The Washington Post reported that when completed, the pier would allow hundreds of trucks to deliver humanitarian aid to Gaza.
Is this emergency mission a good idea?
Aid would go through Cyprus, where Israel would inspect shipments heading for Gaza.
“We are not waiting on the Israelis,” the Post quoted one Biden administration official as saying.
The official said that not even during the installation of the pier would U.S. troops go ashore or take aid off ships.
Biden plans to order the US military to build a port in Gaza to deliver aid. Biden’s team has shifted its Israel-Gaza strategy as progressives threaten to sit out the 2024 election. Threats from pro-Palestinian activists to sit out the 2024 election seem to be having an effect.
— Pam Bowling (@PamBowling7) March 8, 2024
As Biden moves to aid Gaza, Israeli Prime Minister Benjamin Netanyahu said his nation has no plans to stop its attacks in the southern Gaza city of Rafah, according to the Times.

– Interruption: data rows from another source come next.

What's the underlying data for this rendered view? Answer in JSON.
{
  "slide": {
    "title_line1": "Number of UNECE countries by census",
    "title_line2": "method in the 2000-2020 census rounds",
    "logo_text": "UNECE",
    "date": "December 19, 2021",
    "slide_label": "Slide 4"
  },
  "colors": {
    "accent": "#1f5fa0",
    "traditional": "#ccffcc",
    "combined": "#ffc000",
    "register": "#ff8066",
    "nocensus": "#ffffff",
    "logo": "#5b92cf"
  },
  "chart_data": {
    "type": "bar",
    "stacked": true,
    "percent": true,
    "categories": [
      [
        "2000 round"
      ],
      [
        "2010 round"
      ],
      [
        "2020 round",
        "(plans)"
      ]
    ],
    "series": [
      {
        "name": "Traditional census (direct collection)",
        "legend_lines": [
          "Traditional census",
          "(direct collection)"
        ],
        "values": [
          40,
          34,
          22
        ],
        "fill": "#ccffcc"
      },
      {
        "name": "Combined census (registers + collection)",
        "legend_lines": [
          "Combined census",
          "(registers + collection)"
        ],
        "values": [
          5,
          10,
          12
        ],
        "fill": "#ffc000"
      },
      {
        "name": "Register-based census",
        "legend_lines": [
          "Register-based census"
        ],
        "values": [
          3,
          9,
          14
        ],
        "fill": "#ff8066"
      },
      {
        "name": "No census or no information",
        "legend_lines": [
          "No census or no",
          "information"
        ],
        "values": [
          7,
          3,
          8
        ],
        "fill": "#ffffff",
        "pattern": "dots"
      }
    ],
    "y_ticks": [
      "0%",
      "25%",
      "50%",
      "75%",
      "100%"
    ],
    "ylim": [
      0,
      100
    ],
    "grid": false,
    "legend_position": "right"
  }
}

Israel declared war on Hamas and invaded Gaza after the Islamist group killed 1,200 people, most of them civilians, and took many others hostage in an Oct. 7 terrorist attack on Israel.
“It is precisely when the international pressure increases that we must close ranks among ourselves,” Netanyahu said Thursday. “We must stand together against the attempts to stop the war.”
Rafah is the “last Hamas stronghold,” he said.
“Whoever tells us not to operate in Rafah, is telling us to lose the war — and that will not happen,” the prime minister said.